L’Inde a confirmé qu’elle n’achètera pas de gaz naturel liquéfié (GNL) produit par le projet Arctic LNG 2 de la société russe Novatek. Ce choix s’explique par le respect des sanctions internationales imposées contre les entités russes impliquées dans le conflit en Ukraine. Bien que l’Inde ait continué d’importer du pétrole russe à prix réduit, elle souhaite éviter toute implication avec des produits soumis à des sanctions strictes, notamment pour des raisons diplomatiques et financières.
L’Arctic LNG 2, d’une capacité de production annuelle de près de 20 millions de tonnes par an une fois pleinement opérationnel, est l’un des projets majeurs de la stratégie russe pour diversifier ses exportations vers l’Asie. Cependant, le retrait de l’Inde en tant que client potentiel complique encore plus la position de la Russie. Avec ce refus, Moscou perd un acheteur stratégique sur le quatrième marché mondial de GNL, ce qui pourrait forcer le pays à concentrer ses exportations vers d’autres partenaires, principalement la Chine et des acteurs plus marginaux.
Sanctions occidentales : un frein majeur pour l’Arctic LNG 2
Les sanctions imposées par les États-Unis et l’Union Européenne compliquent le développement du projet Arctic LNG 2. En novembre 2023, de nouvelles mesures américaines ont ciblé directement les entités et individus soutenant l’effort de guerre de la Russie, en ajoutant Arctic LNG 2 à leur liste noire. Le Département du Trésor américain a notamment précisé que ces sanctions visaient à limiter la capacité de la Russie à augmenter sa production et ses revenus énergétiques, affectant ainsi les perspectives de croissance à long terme de Novatek, l’opérateur du projet.
L’impact de ces restrictions se fait sentir sur toute la chaîne de valeur. Les partenaires industriels européens et asiatiques tels que TotalEnergies (France), CNPC et CNOOC (Chine) ainsi que le consortium japonais Japan Arctic LNG, ont tous dû revoir leurs engagements. Cela crée une incertitude importante quant aux livraisons futures de GNL et à la capacité de l’Arctic LNG 2 de respecter ses calendriers de production.
Conséquences sur le marché asiatique du GNL
L’exclusion de l’Inde change la donne pour le marché du GNL en Asie. Traditionnellement, l’Inde a été un acheteur dynamique de GNL, profitant de sa proximité géographique avec les projets russes et de son besoin croissant de gaz pour soutenir son développement économique. Avec ce refus, la demande asiatique devra être compensée par d’autres fournisseurs, principalement le Qatar, l’Australie et les États-Unis. Cela crée un nouvel équilibre de marché, avec des implications possibles sur les prix.
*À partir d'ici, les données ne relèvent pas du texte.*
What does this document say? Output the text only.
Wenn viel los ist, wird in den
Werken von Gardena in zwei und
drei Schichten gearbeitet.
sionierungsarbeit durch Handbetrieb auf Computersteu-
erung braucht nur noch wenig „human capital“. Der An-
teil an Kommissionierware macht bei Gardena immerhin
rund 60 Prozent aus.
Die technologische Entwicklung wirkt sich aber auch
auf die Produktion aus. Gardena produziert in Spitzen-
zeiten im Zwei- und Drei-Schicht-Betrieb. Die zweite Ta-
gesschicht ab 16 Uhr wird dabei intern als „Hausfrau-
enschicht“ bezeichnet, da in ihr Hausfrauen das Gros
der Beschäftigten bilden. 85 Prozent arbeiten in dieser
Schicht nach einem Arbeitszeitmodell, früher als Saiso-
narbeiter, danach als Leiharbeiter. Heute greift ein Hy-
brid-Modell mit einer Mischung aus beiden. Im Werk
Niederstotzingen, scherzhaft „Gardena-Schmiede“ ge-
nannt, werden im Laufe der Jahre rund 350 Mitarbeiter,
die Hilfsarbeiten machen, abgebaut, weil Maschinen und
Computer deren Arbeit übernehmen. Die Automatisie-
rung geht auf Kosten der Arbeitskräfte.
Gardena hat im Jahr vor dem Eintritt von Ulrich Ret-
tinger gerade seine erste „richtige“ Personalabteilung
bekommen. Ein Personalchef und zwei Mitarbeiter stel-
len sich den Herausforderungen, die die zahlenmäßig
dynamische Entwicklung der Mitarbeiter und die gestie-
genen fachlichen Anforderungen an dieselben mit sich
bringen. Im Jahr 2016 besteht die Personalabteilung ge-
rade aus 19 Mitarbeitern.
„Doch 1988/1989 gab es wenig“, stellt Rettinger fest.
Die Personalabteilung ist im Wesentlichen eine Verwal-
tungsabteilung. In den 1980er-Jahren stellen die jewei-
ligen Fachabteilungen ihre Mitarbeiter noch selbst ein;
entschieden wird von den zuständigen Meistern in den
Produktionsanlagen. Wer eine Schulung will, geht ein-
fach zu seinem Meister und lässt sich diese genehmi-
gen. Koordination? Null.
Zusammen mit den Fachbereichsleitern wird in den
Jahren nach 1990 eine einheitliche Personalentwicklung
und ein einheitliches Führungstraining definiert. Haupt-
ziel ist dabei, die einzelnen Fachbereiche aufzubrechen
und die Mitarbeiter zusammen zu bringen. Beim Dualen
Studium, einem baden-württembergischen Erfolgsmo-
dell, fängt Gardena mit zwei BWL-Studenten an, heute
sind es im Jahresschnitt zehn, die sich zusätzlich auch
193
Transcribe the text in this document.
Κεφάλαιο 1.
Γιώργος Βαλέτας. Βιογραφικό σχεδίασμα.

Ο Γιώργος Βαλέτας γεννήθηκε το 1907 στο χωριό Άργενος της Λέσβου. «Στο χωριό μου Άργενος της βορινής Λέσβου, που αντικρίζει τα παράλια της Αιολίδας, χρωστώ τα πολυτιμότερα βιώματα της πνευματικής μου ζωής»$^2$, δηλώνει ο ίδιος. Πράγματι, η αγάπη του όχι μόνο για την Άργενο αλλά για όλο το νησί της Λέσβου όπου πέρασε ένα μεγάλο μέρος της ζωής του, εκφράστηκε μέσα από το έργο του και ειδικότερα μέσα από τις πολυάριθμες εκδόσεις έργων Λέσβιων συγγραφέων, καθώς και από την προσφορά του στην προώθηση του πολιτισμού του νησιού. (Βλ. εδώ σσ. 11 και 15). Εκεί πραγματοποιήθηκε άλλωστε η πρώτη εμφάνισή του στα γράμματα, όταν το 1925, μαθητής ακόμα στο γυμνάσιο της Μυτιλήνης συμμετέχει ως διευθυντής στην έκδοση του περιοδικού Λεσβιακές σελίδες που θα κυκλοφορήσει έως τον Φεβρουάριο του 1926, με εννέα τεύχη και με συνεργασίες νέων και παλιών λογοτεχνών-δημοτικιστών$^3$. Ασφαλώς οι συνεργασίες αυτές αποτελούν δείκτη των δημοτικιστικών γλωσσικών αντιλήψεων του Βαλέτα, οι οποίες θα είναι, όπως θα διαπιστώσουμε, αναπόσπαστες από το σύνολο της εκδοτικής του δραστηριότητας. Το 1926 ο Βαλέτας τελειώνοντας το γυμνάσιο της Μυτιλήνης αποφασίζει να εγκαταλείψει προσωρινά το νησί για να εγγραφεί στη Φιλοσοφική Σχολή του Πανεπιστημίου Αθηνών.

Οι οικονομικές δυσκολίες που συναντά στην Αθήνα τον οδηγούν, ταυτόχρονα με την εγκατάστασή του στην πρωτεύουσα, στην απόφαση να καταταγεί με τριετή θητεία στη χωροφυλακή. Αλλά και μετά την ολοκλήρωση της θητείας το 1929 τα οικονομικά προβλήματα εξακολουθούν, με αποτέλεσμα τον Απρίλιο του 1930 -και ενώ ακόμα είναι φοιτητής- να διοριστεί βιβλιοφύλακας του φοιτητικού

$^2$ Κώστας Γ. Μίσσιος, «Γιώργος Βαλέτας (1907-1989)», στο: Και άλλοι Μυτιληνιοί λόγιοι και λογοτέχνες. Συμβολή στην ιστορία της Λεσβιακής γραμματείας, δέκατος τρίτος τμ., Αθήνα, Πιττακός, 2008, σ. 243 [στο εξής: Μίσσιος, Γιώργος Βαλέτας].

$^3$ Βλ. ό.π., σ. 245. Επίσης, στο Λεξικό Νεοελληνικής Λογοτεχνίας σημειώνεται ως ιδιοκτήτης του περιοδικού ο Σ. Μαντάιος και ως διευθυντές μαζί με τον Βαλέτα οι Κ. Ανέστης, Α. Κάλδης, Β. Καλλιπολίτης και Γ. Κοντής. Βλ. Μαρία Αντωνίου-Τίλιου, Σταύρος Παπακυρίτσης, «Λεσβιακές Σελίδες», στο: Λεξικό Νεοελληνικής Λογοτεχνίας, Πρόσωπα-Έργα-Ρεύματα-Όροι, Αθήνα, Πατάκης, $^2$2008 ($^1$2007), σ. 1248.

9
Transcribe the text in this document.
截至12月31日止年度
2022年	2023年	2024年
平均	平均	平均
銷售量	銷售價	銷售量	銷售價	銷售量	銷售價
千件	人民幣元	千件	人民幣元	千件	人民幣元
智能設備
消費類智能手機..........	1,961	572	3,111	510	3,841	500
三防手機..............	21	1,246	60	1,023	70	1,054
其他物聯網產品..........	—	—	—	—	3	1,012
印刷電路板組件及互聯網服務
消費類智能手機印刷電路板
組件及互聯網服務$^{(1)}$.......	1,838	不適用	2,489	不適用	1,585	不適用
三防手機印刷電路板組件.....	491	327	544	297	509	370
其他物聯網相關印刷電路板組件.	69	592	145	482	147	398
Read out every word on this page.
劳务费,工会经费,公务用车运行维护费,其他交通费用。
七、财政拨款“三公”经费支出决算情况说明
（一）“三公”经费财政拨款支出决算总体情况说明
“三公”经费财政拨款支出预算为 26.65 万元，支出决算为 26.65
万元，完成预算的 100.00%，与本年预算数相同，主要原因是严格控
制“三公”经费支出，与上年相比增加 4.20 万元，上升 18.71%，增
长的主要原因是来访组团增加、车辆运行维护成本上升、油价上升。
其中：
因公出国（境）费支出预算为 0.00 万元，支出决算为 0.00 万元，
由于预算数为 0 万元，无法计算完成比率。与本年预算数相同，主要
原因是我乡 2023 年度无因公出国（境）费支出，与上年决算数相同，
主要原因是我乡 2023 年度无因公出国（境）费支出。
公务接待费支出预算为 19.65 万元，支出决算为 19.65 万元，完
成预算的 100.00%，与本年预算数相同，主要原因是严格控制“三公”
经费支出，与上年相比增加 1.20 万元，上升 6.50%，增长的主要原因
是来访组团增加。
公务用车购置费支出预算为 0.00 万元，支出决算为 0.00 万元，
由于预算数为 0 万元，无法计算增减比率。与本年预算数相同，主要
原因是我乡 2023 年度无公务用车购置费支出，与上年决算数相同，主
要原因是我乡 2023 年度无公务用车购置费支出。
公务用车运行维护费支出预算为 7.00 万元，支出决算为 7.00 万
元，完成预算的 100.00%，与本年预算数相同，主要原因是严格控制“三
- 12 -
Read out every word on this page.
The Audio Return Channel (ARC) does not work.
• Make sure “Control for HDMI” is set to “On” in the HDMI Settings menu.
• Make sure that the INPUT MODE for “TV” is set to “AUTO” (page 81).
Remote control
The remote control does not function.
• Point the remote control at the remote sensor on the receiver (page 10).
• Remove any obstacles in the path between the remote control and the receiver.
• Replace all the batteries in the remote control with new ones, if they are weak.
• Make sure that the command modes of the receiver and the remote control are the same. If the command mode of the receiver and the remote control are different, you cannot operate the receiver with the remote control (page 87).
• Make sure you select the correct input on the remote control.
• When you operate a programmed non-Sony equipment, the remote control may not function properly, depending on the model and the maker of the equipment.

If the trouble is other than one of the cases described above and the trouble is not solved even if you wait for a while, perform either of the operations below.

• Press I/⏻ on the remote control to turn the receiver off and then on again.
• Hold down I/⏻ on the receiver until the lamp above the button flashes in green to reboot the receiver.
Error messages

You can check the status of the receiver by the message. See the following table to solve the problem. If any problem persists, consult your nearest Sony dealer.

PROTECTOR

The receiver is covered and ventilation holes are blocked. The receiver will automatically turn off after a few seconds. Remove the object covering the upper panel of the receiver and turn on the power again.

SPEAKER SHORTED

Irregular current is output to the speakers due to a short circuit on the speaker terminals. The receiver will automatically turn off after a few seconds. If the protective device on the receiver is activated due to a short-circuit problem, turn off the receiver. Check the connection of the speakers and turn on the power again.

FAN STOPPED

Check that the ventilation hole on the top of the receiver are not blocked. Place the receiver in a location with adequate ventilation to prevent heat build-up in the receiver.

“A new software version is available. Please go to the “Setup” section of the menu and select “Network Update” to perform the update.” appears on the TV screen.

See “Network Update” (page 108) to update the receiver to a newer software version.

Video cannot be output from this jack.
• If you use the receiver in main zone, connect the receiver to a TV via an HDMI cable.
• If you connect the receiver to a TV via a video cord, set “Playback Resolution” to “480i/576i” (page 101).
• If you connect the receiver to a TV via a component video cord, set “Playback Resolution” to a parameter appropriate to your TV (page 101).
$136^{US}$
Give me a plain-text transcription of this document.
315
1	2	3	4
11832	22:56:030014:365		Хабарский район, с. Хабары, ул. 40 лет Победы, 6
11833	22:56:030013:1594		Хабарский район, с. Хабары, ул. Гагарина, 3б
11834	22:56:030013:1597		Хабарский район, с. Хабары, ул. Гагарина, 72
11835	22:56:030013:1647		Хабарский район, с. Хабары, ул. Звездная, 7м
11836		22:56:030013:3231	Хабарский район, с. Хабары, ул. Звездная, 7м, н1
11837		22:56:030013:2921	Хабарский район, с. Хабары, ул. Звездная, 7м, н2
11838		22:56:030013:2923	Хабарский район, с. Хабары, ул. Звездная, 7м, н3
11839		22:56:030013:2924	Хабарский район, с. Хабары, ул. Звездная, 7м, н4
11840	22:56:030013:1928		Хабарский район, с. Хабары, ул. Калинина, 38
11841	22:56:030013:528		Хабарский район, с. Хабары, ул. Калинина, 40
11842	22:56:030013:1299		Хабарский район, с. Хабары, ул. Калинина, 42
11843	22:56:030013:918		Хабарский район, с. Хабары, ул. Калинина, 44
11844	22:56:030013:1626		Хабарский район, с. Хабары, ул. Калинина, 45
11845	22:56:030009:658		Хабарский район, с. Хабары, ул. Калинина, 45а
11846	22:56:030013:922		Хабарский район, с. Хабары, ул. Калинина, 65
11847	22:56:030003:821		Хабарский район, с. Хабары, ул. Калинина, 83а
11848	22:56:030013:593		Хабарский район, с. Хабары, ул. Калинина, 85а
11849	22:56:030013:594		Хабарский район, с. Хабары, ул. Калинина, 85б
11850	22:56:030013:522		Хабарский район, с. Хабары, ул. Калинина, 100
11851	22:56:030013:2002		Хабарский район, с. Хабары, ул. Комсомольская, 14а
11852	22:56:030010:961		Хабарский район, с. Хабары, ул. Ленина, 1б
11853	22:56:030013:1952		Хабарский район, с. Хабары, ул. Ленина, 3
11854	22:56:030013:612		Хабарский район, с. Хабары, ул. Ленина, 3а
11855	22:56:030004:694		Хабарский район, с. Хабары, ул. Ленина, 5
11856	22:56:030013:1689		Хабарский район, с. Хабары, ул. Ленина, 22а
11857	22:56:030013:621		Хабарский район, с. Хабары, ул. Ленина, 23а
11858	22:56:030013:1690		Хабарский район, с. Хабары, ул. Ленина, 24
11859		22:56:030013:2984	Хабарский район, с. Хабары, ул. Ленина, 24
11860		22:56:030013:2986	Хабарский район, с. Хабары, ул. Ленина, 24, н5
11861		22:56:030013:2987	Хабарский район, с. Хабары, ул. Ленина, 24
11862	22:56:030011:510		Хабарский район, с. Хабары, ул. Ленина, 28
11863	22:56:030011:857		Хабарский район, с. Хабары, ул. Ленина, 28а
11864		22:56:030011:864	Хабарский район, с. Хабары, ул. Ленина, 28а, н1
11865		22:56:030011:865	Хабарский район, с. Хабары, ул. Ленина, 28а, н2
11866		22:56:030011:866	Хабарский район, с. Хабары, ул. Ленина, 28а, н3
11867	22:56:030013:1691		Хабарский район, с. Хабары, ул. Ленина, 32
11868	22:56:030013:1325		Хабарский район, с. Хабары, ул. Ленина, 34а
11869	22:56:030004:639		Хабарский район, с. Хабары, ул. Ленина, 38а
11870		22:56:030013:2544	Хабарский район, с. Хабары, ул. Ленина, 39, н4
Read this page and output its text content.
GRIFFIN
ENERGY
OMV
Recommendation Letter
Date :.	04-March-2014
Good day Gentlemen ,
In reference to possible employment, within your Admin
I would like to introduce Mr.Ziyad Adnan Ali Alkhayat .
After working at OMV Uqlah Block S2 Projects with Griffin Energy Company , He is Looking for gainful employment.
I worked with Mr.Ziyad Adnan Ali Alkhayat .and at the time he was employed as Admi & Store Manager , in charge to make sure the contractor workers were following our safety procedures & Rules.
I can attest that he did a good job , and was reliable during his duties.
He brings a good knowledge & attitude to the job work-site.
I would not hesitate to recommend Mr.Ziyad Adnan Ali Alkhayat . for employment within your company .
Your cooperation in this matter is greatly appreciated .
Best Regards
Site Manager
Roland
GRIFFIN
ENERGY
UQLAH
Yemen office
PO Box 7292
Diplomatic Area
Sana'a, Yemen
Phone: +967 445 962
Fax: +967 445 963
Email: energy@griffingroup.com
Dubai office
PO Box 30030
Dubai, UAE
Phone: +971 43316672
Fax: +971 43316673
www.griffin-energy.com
La Russie, quant à elle, se tourne vers la Chine pour combler ce manque. En 2023, Novatek a signé plusieurs accords avec des importateurs chinois pour des volumes totalisant 7,6 millions de tonnes de GNL par an, soit plus de la moitié de sa production annuelle prévue de l’Arctic LNG 2. Cependant, cette concentration des ventes vers un seul marché crée un risque de dépendance excessive, surtout si la Chine parvient à négocier des tarifs préférentiels, exploitant la position affaiblie de Moscou.
Implications pour la Russie : diversification ou isolement ?
Le retrait de l’Inde et les sanctions occidentales poussent la Russie à réévaluer sa stratégie énergétique. L’Arctic LNG 2 devait marquer une nouvelle ère de diversification des flux énergétiques russes, après le succès de Yamal LNG. Désormais, Moscou doit revoir ses ambitions et pourrait se retrouver à opérer à perte si elle ne parvient pas à trouver d’autres acheteurs sur des marchés à plus faible demande.
Les pressions sur la Russie pour diversifier ses clients sont accrues par le risque de surcapacité. Si le projet ne peut pas fonctionner à pleine capacité, Novatek pourrait être contraint de vendre sur les marchés spot à des prix réduits, accentuant encore la pression financière sur le groupe. L’option d’une restructuration du projet est également envisagée, bien qu’elle réduirait considérablement la rentabilité prévue à long terme.